He was an overcorrection on my part. When I returned home for the summer, my friends warned me of the possibility of turning the wheel too far in the opposite direction. My ex-boyfriend had been controlling but thoughtful, intense in good ways and bad. We sent each other dirty texts and naked pictures but also searing love letters. He was perfect. And he was terrible.
This new boy was nothing of the sort. He was smart, gentle and kind. He moved slowly. He held back. He withheld deeper emotions until later in the game. He was everything I needed but nothing like I thought I wanted.
My friends were convinced he would be a palate cleanser — a safe space to rid myself of the previous relationship’s demons before moving to a middle ground. At the time I wondered: How could he be right for me? My ex had been half-perfect. His opposite couldn’t possibly be the ideal — as though such a man exists.
We all have visions of who our perfect partner will be. Shaped by the love songs I played on repeat and the TV couples I rooted for, this idea of a person fit into the larger (very unoriginal) narrative I planned for my life: A single career girl for my 20s, married around 30, traveling the globe before children. This eventual man was to be smart and worldly, an excellent conversationalist who could be a bit of a jerk when he needed to be. “I want to be challenged,” was my frequent refrain.
The narrative certainly did not include marrying my sweet college rebound.
But suddenly, at the age of 20, I had an undeniably and uniquely good man on my hands.
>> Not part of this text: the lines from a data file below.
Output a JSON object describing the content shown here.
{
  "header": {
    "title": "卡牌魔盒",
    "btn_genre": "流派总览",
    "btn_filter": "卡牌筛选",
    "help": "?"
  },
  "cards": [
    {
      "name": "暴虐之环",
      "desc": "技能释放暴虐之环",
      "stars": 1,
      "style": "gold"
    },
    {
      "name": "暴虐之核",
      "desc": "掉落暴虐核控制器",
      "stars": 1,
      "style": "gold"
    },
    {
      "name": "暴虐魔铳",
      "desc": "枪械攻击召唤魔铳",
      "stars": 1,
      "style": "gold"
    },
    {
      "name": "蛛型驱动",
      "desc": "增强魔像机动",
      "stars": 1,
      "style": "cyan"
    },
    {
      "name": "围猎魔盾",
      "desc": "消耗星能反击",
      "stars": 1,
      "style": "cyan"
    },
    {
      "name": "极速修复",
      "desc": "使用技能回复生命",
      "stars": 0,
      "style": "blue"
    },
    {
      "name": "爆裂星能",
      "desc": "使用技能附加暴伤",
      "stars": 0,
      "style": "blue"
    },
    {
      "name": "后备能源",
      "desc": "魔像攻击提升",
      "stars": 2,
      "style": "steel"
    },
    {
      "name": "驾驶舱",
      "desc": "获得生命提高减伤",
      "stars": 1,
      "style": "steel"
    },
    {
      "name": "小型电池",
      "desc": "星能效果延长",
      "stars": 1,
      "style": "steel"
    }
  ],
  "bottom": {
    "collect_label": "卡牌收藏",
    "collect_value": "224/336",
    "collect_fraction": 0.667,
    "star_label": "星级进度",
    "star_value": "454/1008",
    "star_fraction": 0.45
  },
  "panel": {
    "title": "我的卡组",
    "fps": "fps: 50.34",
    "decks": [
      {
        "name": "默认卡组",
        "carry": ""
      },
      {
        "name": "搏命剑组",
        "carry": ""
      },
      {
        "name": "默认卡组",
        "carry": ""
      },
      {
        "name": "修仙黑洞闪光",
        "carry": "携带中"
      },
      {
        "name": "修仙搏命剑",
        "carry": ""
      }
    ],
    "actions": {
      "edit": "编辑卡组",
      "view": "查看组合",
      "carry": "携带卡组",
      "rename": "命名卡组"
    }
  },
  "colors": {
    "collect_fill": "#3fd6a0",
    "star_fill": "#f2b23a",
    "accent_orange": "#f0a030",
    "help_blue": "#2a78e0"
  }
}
He had no interest in keeping his options open. He abhorred locker-room talk and surrounded himself with male friends who felt the same way. He never called me names or exploited my insecurities in a fight. He tended to his family relationships with purpose and unselfishness.
I felt inept and unworthy in the face of his goodness. To compensate, I focused less on his inherent goodness and more on trivial things that bothered me: his preference for dressing in athletic wear, his lack of spontaneity, his hesitance to share his every thought. After college, he said he wanted to marry me. I felt myself drowning in uncertainty. This wasn’t how it was supposed to go. I told myself that he deserved better and that I should let him go — let him find a sweeter, simpler girl who was more eager to get married. But I knew this man was special. I was increasingly afraid that if I insisted on holding tightly to my trite narrative of how my life should go, I would look back with regret.
I forced myself to be brave. I was tossed about by enormous waves of doubt all the way to my wedding day, sure I wasn’t supposed to feel this way on the eve of the most important decision of my life. The little voice in my head hissed: Twenty-five years old and marrying the second guy you’ve ever dated. Pathetic.
“It takes a strong man to marry a strong woman,” my mother said in her toast at our rehearsal dinner. Her words rang impossibly true. My kind, nonconfrontational husband has shown strength I could never have envisioned in a future partner. With a calmness I can’t fathom, he has weathered my emotional storms, my fear of commitment as a child of divorce, my mixed signals throughout our relationship.
“I’m not ready,” I would tell him. “Maybe we should break up.”
“I don’t need you to be ready now,” he would reply. “Take your time.”
It is tempting to distill relationships into binaries: One person is passionate and thoughtful but bad; another is good and kind but boring. I feared a life of soulless domesticity but have found my marriage, and my husband, to be far more complex. His patient and rational mind has proven to be an ideal foil to mine. On long road trips, his English major comes out and we talk in depth about our favorite shows and movies for hours. He is rarely defensive when I raise problems with our relationship, and with an open mind, he has grown into not just what I needed, but what I wanted.
Why don’t we write love songs about this kind of person? Why aren’t romantic heroes men who prove decent, patient and kind? The witty banter I enjoyed at parties wilts in the light of this goodness. The idea of the worldly older guy flying me to Paris seems like a joke. The toxic high of a man who promises the world and then rips it away the second things don’t go his way feels exhausting.
I took a leap that felt wrong in my gut but right in my head. I married the steadiest person I ever met and embraced our relationship for everything it was instead of everything it wasn’t. This sort of thing doesn’t lend itself to love songs, but it makes for a happier life.